Freitag, 9. November 2012

Salafisten drohen neuem koptischen Patriarchen

Tawadros II., neu gewählter koptischer Patriarch von Alexandria, hatte in seiner ersten Erklärung nach seiner Wahl die Einführung der Scharia in die neue ägyptische Verfassung deutlich zurückgewiesen. Die Reaktion der Salafisten darauf erfolgte prompt: In der Nacht zum 5. November besetzten Salafisten ein Kirchengrundstück im Süden Kairos. In der Nacht zum 6. November drangen dann ca. 100 mit Knüppeln und Eisenstangen bewaffnete Salafisten in das zur Kirche St. Mina gehörende Grundstück ein und brachten ein Transparent mit der Aufschrift "Moschee Ebad al-Rahman" an.

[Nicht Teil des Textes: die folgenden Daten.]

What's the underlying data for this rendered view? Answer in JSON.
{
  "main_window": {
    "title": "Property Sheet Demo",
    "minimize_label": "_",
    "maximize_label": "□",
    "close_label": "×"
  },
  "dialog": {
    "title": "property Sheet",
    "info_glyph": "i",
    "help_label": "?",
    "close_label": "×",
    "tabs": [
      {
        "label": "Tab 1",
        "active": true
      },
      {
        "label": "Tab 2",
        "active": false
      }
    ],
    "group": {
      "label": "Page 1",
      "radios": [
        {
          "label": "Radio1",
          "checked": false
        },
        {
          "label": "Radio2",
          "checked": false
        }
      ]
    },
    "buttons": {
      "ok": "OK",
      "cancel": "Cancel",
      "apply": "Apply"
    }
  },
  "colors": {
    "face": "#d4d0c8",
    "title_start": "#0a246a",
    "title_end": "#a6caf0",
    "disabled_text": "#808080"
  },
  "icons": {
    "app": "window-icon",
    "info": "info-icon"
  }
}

Die Polizei griff natürlich erst einmal nicht ein, erst am Mittwoch wurde das Gelände geräumt, nachdem das ägyptische Innenministerium auf koptischen Druck hin aktiv wurde.

Ein klarer Versuch der Salafisten, dem neugewählten koptischen Kirchenoberhaupt noch vor seiner offiziellen Amtsübernahme zu drohen. Aber nachdem inzwischen selbst dem ZDF klargeworden ist, dass die Salafisten ein Ägypten ohne Christen wollen, könnte man es auch als Vorgeschmack auf weitere Formen von Christenverfolgung oder gar Ausrottung der Christen sehen.

Ägyptische Verhältnisse bald auch in Deutschland?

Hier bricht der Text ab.